Some injuries have occurred that make this trade seem worse. Austin Romine‘s back injury means that the organizational depth at catcher is lacking. Pineda’s shoulder could just be rest and rehab, or it could be more ominous. If the shoulder injury to Pineda is serious the trade will unjustly be considered a failure. While it’s not a fair judgment, I think it is safe to say that most New York fans would be upset that Cashman gave up Montero for a pitcher who got injured before he ever pitched Bronx and was never the same. It’s most likely just some inflammation and time will heal it. He can spend some time in Triple-A while it heals and can finally get into game shape. I’m going to assume that none of these injuries took place, since that is not a fair argument to evaluate this trade.
ESPN New York refers to Montero as Babe Jeteriguez, because fans made him out to be a future hall of famer before proving anything. While this is true, the team would be in better position now if Cashman never made the trade. The lineup is not currently in need of help. They scored the second most runs in the league last season, and this was mostly without Montero. At this point the rotation doesn’t need any help either though. With aging players such as A-rod, Jeter, and Teixeira, and the contracts of Curtis Granderson, Nick Swisher, Robinson Cano, and Russell Martin expiring within the next two years, the future of the offense is a concern. Couple that with the fact that the team has many pitchers who are close to the majors and almost no major league ready bats.
I’m not suggesting that the Yankees are in trouble, or that the team will not contend in three years. I am optimistic about the team’s ability to compete, even with the austerity budget, for years to come. I am suggesting that this trade might have been a bad idea. The whole premise of the trade was for the future, not for 2012. That has become more apparent as it becomes obvious that Pineda is heading for the DL. The future of the pitching staff without Pineda currently looks better than the future of the lineup without Montero. As far as maximizing the team’s future success, the team may have been better off keeping Montero and Noesi.
The Yankees are financially capable of staying within the constraints of the austerity budget, re-signing one or two of the expiring contracts, and trading some excess pitching for a young cheap hitter or two. This is why the team will always be a contender. After this trade though, those tasks became necessary. Before the trade, there were much more attainable offensive goals, since Montero was sure to provide the team with some good offense.

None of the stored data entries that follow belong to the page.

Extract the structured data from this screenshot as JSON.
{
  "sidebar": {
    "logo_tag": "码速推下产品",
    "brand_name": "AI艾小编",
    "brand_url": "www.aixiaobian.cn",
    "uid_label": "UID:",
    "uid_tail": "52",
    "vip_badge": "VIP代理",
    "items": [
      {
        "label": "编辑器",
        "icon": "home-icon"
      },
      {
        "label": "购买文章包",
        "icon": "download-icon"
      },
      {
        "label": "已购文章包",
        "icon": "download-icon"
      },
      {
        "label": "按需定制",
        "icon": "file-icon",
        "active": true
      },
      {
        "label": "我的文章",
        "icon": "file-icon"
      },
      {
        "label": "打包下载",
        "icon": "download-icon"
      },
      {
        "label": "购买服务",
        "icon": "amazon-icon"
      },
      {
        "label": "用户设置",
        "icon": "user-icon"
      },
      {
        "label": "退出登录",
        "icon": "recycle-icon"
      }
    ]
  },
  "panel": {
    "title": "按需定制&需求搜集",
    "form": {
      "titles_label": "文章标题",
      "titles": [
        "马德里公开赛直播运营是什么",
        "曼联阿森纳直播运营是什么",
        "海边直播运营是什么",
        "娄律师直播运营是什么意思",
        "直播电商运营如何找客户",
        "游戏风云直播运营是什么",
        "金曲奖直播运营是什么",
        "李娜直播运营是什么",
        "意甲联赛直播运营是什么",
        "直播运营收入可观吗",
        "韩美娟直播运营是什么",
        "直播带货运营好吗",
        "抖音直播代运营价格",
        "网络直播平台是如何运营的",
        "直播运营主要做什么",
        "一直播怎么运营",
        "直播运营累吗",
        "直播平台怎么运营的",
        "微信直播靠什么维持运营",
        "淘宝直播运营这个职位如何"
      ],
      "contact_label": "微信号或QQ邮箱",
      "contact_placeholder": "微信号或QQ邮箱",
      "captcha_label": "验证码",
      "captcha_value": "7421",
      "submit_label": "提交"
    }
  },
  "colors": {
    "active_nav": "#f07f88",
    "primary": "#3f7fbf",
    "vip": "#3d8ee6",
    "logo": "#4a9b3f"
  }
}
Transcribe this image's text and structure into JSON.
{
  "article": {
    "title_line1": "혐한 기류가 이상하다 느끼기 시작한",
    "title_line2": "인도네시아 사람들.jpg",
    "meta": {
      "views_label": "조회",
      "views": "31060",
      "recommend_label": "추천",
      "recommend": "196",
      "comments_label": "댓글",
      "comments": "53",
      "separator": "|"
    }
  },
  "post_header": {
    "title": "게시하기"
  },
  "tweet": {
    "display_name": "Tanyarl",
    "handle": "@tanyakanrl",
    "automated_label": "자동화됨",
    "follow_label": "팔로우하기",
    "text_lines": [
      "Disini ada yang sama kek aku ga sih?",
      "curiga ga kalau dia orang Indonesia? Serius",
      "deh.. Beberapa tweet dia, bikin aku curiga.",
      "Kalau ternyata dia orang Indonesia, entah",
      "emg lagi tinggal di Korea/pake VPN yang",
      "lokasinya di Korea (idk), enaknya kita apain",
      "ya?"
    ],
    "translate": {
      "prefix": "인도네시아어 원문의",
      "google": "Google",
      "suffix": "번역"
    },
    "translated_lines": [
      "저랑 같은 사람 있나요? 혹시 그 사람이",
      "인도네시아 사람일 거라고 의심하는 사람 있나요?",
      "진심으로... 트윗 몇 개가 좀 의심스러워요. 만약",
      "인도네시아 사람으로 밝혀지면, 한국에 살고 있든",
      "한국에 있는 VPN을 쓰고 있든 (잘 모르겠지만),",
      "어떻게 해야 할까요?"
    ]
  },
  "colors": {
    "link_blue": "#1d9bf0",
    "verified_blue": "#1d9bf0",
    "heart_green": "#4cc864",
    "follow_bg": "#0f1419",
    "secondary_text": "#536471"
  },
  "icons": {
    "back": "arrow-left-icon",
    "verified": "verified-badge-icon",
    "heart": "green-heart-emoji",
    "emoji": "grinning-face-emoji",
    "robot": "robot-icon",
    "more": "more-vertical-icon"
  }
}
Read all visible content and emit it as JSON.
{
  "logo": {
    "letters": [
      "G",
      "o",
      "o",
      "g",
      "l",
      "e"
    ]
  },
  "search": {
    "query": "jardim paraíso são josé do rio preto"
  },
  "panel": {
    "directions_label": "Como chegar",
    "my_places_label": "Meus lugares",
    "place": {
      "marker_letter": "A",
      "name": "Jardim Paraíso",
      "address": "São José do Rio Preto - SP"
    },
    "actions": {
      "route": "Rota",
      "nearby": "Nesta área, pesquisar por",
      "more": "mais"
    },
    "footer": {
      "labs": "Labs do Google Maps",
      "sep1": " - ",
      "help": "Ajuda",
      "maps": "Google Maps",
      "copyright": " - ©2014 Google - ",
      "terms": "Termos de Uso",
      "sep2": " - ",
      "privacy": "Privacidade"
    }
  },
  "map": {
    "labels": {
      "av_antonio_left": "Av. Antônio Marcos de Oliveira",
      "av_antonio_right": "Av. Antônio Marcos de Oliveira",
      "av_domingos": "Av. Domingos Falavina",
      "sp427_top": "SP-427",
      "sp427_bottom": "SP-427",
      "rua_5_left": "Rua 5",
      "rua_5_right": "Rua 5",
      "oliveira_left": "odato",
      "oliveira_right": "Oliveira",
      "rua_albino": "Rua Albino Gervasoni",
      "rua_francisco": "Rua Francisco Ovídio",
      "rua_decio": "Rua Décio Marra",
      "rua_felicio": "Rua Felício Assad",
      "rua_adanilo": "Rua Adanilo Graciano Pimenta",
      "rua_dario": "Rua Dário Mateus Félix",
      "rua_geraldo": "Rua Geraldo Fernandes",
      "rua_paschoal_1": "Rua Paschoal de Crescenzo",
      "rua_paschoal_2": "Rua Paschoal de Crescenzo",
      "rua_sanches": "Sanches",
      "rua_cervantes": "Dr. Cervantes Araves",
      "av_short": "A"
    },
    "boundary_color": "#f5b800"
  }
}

This is a retrospective analysis, which means I have had the benefit of looking at the events that occurred after the trade. Panic is a strong word, but the front office was clearly concerned about the pitching staff and made the decision to go through with a drastic trade to alleviate that concern. It remains to be seen whether this trade will be deemed a success or a failure. The trade was nothing if not a substantial risk taken on the part of Brian Cashman, and hopefully that risk will pay off for the team and the fans.